Open xumingyu2021 opened 1 year ago
You've raised a good question. Batch Normalization (BN) plays a supportive role here by aiming to estimate the mean and variance of the feature distribution. In practice, statistical methods can also be employed to obtain the mean and variance of features. The selection of hyperparameters is indeed quite subtle, as I've observed that optimal hyperparameters vary across different models. I would like to share with you another piece of our work titled "Rethinking Out-of-Distribution Detection From a Human-Centric Perspective" (https://arxiv.org/abs/2211.16778). This work indicates that the algorithm's performance is significantly influenced by the model structure and parameters. This observation might explain why optimal hyperparameters differ across various models. It also reveals the current difficulty in constructing a cross-model universal detection algorithm. I hope my response proves helpful. If you have any further questions, please feel free to email me at ee_zhuy@zju.edu.cn or chat with me on WeChat.

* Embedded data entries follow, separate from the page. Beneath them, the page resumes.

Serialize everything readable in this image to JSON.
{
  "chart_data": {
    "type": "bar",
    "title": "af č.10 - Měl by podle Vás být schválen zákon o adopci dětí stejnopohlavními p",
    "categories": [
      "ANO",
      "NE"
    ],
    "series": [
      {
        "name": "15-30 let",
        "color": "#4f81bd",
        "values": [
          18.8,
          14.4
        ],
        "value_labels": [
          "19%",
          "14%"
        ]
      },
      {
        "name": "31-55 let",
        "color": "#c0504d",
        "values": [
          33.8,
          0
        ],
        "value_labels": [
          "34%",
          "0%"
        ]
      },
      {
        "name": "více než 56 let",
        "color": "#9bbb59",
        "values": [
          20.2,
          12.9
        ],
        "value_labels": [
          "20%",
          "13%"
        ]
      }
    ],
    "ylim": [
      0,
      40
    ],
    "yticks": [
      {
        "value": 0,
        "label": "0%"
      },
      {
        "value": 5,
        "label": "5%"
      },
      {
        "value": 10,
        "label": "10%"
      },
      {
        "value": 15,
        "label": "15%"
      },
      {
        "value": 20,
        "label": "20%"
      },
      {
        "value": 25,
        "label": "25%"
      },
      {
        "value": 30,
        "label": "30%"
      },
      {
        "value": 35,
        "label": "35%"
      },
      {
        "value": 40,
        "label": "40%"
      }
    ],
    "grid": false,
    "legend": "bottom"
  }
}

Thanks for your reply! It helps me a lot. Indeed, using statistical methods to obtain the mean and variance of features can be more practical. I think perhaps using quantiles instead of mean/variance might be also a good choice. Of course, there might be more suitable statistics. I quite agree with your viewpoint in "Rethinking Out-of-Distribution Detection From a Human-Centric Perspective" that "model architectures and training regimes matter in OOD detection and should be considered integral when designing new detection methods." Perhaps future OOD detection methods require insensitive hyperparameters (if any), or can reveal the relationship between hyperparameters and network architectures/model training.

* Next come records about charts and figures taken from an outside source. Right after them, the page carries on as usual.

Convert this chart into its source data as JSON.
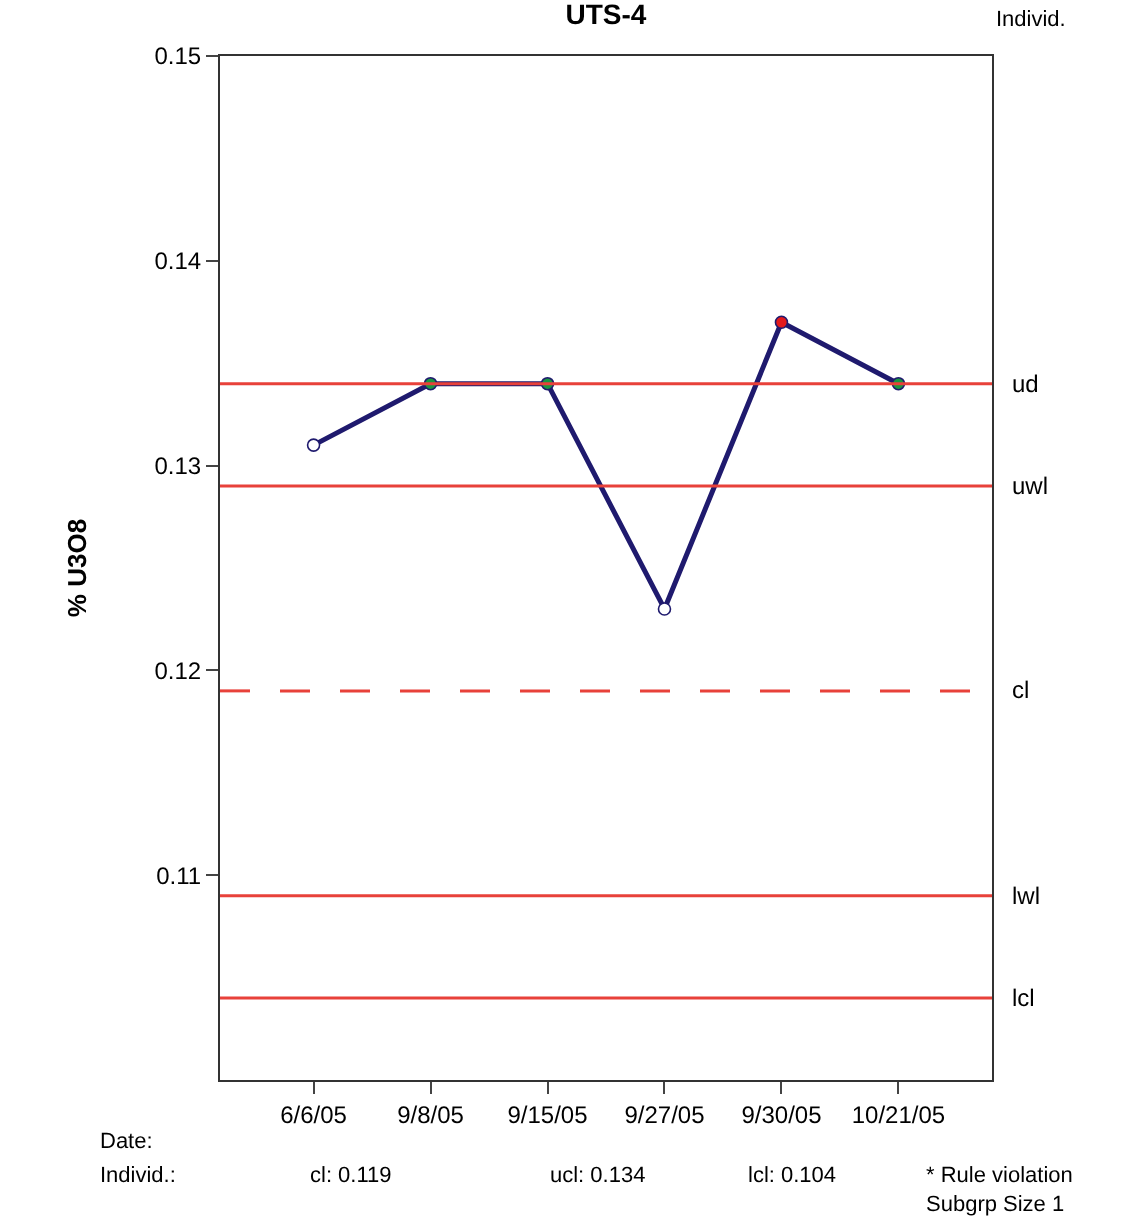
{
  "chart_data": {
    "type": "line",
    "title": "UTS-4",
    "ylabel": "% U3O8",
    "categories": [
      "6/6/05",
      "9/8/05",
      "9/15/05",
      "9/27/05",
      "9/30/05",
      "10/21/05"
    ],
    "series": [
      {
        "color": "#1f1a6e",
        "values": [
          0.131,
          0.134,
          0.134,
          0.123,
          0.137,
          0.134
        ],
        "colors": [
          "#ffffff",
          "#1a9641",
          "#1a9641",
          "#ffffff",
          "#e31a1c",
          "#1a9641"
        ]
      }
    ],
    "ylim": [
      0.1,
      0.15
    ],
    "yticks": [
      0.11,
      0.12,
      0.13,
      0.14,
      0.15
    ],
    "ref_lines": [
      {
        "axis": "y",
        "value": 0.134,
        "label": "ud",
        "color": "#e8413a",
        "line_style": "solid"
      },
      {
        "axis": "y",
        "value": 0.129,
        "label": "uwl",
        "color": "#e8413a",
        "line_style": "solid"
      },
      {
        "axis": "y",
        "value": 0.119,
        "label": "cl",
        "color": "#e8413a",
        "line_style": "dashed"
      },
      {
        "axis": "y",
        "value": 0.109,
        "label": "lwl",
        "color": "#e8413a",
        "line_style": "solid"
      },
      {
        "axis": "y",
        "value": 0.104,
        "label": "lcl",
        "color": "#e8413a",
        "line_style": "solid"
      }
    ],
    "annotations": [
      "Individ.",
      "Date:",
      "Individ.:",
      "cl: 0.119",
      "ucl: 0.134",
      "lcl: 0.104",
      "* Rule violation\nSubgrp Size 1"
    ],
    "marker": "circle",
    "line_style": "solid"
  }
}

I agree with you. After realizing the significant impact of the model’s parameters on detection algorithms, I have been recently reflecting on whether there are algorithms that are insensitive to hyperparameters or even delving into how much contribution post-hoc detection methods make to security. Feel free to contact me for further discussion.
It seems that the method doesn't use the information of BN layer in the code of BATS. Maybe I miss something. In addition, I'm curious about the selection of hyperparameter, such as lam = 1.05 for ImageNet.